We also explored factors related to concordant perception of advocacy, finding that age was associated with condom use advocacy concordance. When the alter was older, there was a lower likelihood of both index and alter reporting presence of condom advocacy. This could be an indication that in some African cultures, respect for elders and the hierarchical dynamics among different age groups in certain African cultures, significantly impact communication patterns, particularly concerning sensitive topics like sexual health. Age shapes communication styles and decision-making processes, and within the realm of sexual health discussions, this hierarchical structure may obstruct open dialogue or limit the options when considering who is appropriate to give advice. Younger individuals might find it challenging to broach such topics with older individuals due to the perceived social disparities in their relationship. Offering condom use advocacy to someone older might be perceived as a breach of respect or a challenge to traditional norms, discouraging both parties from engaging in such discussions. Thus, interventions or educational approaches on sensitive topics like condom use need to be adapted and tailored to align with the cultural dynamics and respect for age-related hierarchies in Africa.
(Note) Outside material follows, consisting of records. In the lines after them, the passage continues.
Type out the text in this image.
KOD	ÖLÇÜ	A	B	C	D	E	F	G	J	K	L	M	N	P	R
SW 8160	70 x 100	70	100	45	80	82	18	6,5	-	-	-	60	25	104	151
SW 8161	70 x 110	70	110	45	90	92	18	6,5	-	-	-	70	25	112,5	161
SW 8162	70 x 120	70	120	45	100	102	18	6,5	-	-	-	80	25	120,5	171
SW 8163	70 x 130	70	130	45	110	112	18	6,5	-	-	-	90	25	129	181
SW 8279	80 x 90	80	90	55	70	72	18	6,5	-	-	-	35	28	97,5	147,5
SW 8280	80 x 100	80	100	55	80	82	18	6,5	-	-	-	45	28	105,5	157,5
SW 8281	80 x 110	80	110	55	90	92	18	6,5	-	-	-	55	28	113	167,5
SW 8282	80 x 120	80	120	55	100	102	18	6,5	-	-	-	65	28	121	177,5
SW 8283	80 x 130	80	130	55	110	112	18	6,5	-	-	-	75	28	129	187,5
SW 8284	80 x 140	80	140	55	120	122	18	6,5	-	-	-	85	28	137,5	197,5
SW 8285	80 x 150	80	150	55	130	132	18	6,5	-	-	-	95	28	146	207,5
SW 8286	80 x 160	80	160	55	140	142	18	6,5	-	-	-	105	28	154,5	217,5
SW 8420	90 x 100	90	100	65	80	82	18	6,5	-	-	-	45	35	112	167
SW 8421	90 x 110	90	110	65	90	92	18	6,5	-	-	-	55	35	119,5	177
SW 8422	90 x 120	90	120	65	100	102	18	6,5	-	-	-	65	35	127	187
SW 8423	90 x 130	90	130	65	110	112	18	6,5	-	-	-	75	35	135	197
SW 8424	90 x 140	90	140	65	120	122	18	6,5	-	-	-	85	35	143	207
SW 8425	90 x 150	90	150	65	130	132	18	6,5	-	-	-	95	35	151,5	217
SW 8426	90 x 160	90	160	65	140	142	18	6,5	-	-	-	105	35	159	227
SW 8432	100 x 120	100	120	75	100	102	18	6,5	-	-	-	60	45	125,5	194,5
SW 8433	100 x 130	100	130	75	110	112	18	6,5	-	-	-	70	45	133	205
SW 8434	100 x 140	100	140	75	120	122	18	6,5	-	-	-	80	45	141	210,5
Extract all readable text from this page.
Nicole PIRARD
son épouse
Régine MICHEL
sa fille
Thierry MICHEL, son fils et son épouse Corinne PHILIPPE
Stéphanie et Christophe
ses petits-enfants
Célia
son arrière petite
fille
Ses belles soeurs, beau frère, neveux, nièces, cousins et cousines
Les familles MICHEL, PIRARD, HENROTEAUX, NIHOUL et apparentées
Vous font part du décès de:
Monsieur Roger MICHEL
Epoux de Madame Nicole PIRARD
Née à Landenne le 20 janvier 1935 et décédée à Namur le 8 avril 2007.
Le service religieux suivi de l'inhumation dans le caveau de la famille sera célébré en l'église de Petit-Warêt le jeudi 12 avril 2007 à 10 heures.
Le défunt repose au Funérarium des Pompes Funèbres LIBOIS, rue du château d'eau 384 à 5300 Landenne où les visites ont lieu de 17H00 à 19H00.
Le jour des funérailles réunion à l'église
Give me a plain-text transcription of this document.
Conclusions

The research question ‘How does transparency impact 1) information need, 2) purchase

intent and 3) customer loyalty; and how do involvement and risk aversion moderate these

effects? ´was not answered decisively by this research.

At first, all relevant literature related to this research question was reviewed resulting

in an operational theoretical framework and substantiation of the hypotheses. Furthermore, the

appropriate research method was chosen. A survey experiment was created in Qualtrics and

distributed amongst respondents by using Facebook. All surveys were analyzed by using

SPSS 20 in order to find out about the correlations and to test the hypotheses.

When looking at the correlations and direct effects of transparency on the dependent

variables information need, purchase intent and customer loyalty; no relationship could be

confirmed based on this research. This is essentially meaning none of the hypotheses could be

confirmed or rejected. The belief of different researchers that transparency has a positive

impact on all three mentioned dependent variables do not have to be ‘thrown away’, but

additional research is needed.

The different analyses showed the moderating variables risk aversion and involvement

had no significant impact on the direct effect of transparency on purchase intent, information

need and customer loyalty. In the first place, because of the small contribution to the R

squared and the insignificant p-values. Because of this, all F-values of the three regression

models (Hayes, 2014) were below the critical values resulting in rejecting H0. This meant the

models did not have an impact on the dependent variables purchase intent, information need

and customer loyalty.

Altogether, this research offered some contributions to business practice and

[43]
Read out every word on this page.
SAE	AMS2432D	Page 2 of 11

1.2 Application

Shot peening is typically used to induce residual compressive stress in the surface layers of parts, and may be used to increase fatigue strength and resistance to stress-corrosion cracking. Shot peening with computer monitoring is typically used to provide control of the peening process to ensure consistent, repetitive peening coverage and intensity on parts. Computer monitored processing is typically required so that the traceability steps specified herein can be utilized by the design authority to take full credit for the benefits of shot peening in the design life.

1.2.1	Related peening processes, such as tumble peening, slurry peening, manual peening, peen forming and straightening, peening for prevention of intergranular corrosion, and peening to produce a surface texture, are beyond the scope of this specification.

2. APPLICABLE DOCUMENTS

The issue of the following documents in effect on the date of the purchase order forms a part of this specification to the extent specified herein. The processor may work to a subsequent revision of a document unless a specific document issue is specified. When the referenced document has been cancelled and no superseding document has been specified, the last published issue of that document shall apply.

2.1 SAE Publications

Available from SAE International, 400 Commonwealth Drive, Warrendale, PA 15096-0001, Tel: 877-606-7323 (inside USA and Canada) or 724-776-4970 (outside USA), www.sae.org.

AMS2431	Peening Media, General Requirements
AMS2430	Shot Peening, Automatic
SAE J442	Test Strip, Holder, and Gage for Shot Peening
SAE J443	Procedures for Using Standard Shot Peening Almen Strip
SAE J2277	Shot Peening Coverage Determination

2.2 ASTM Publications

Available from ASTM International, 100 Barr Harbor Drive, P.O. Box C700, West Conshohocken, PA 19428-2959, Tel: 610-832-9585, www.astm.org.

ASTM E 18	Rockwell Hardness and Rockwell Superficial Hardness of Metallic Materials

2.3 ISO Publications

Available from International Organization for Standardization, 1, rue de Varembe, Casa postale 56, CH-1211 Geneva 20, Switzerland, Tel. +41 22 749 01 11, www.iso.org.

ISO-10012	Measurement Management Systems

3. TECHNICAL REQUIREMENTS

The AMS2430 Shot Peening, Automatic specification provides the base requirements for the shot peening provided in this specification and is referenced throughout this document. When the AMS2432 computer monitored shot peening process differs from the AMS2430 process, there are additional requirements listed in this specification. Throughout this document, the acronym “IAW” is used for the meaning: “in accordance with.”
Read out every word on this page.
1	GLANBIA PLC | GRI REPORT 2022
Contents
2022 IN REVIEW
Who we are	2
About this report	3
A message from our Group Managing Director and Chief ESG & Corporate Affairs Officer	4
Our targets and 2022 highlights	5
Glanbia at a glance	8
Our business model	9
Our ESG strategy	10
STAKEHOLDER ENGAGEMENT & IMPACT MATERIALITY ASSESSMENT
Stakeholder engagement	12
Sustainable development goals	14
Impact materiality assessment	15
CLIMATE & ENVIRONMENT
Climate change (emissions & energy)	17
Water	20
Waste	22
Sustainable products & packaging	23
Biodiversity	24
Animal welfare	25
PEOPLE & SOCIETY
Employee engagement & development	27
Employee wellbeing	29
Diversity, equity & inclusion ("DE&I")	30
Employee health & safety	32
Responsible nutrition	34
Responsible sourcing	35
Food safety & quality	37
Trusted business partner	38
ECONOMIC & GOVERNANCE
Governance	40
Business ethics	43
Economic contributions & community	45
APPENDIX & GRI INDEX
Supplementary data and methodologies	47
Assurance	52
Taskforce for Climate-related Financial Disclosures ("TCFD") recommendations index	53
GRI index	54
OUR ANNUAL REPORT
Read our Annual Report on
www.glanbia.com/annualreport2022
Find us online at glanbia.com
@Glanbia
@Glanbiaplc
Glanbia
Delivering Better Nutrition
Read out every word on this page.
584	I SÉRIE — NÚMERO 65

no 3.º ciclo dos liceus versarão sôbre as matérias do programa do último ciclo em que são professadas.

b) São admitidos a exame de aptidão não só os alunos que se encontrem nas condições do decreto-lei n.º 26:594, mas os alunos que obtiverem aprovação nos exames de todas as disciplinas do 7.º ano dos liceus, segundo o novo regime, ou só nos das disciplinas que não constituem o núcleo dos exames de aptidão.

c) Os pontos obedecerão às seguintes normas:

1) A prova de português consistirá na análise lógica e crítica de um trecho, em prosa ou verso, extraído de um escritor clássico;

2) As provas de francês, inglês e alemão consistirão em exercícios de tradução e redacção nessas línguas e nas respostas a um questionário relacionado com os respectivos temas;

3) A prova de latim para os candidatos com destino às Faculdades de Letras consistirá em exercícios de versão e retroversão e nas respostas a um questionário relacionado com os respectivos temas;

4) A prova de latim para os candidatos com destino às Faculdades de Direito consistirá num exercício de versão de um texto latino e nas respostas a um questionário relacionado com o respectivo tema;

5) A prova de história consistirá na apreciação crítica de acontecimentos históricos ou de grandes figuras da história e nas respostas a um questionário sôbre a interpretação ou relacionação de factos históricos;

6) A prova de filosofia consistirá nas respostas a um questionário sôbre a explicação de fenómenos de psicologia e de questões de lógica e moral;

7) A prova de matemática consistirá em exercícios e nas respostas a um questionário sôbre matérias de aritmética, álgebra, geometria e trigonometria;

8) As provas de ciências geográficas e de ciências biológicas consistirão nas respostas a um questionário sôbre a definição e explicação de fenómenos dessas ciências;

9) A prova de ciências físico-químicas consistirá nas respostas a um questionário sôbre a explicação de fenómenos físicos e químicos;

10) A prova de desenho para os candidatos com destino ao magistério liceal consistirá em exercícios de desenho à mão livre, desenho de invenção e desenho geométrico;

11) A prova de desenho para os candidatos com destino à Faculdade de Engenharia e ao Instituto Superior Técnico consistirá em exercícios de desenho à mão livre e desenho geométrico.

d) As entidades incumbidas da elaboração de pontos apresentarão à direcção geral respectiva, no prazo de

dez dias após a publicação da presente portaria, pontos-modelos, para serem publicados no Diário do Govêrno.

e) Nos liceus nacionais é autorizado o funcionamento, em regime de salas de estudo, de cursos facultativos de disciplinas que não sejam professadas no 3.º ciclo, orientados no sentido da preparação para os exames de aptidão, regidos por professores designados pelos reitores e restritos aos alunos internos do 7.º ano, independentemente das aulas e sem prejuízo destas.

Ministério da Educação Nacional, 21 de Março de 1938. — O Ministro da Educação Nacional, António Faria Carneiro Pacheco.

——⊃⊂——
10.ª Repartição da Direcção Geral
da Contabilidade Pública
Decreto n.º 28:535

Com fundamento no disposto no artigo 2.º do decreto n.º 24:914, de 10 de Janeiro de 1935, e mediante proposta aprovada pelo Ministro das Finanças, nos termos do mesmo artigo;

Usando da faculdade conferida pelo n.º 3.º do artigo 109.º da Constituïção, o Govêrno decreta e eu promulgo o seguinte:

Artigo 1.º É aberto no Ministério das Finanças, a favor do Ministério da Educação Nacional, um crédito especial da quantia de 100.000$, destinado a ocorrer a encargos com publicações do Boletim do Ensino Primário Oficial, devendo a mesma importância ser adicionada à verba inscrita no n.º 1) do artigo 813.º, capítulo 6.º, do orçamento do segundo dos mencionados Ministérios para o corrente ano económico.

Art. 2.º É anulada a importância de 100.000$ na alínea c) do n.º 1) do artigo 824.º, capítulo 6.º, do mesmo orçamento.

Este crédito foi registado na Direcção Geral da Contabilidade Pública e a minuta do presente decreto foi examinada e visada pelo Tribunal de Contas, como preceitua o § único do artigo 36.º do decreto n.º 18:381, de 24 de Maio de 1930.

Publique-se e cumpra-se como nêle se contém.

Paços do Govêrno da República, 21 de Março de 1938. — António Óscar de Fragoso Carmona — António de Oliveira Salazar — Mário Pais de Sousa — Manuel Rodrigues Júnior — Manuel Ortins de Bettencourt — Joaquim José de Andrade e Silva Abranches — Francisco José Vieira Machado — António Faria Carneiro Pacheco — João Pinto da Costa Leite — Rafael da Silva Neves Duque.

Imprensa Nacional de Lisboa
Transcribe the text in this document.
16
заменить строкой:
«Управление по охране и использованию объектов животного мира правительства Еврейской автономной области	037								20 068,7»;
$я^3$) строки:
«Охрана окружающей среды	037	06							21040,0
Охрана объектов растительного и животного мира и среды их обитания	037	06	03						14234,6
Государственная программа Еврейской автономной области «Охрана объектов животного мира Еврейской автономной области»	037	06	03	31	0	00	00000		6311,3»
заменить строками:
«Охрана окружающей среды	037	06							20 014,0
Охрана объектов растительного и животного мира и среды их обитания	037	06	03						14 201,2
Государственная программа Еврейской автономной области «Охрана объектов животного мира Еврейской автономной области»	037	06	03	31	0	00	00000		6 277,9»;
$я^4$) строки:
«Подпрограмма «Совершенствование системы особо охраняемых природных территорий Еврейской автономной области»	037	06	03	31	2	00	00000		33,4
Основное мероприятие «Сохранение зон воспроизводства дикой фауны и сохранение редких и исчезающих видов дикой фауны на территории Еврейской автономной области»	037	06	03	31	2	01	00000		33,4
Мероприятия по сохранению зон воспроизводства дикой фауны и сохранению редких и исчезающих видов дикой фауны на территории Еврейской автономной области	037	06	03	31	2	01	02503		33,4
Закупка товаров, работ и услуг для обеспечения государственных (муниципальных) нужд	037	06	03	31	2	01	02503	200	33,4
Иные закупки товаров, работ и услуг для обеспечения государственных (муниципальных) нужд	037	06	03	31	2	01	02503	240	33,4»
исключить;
Type of relationship between index and alter also was associated with concordance of perceived advocacy. For both condom use and HIV testing prevention advocacy concordances, findings revealed higher odds of concordance on HIV testing and condom use prevention advocacy when the alter was a romantic partner. In the case of romantic partners, intimate involvement in the relationship might lead them to assume that such conversations had occurred, emphasizing the importance of clear and explicit communication regarding condom use.

Limitations

Overall, the findings of this study provide insights into the factors influencing concordance of perceived advocacy with implications for tailored and culturally sensitive HIV prevention interventions in sub-Saharan Africa. However, the cross-sectional design of the data prevents us from making causal inferences between the advocacy received and targeted HIV prevention behaviors. We relied on self-reported data; thus, it is possible that participants answered questions in a socially desirable way or that their responses were subject to recall bias. Furthermore, our approach to assessing concordance involved querying the index about conversations with the alter regarding specific behavioral topics (like condom use or HIV testing) and asking the alter if the index had engaged in similar discussions about these HIV-related health behaviors. However, this method presents a limitation because never asked the respondents what they considered to be advocacy. Thus, we do not know whether the participants specifically perceived the occurrence of a discussion as prevention advocacy or simply a discussion of an HIV-related topic, which could affect the level of concordance observed. Lastly, this study had a small sample size and a small geographic footprint, and was restricted to indexes who were PLWH in HIV care, all of which limits generalizability of findings to prevention advocacy conducted by PLWH more generally. Future mixed methods research, including surveys with larger and more representative samples as well as qualitative research to understand the nature of alter-index concordance and discordance, would be beneficial for a comprehensive examination of prevention advocacy concordance and health behaviors.

Conclusion

These findings provide insights into the determinants of dyadic agreement in perceived occurrence of prevention advocacy, offering potential avenues for enhancing the effectiveness of advocacy interventions. The results can help to elucidate the dynamics of peer-based health advocacy in social networks, highlighting the importance of gender dynamics, and relationship type, in shaping concordance in what is perceived to be advocacy, which in turn may influence the impact of advocacy on the target HIV protective behavior. Understanding these dynamics provides valuable information for how to design targeted approaches, maximizing the impact of advocacy efforts on health behavior outcomes within diverse social contexts.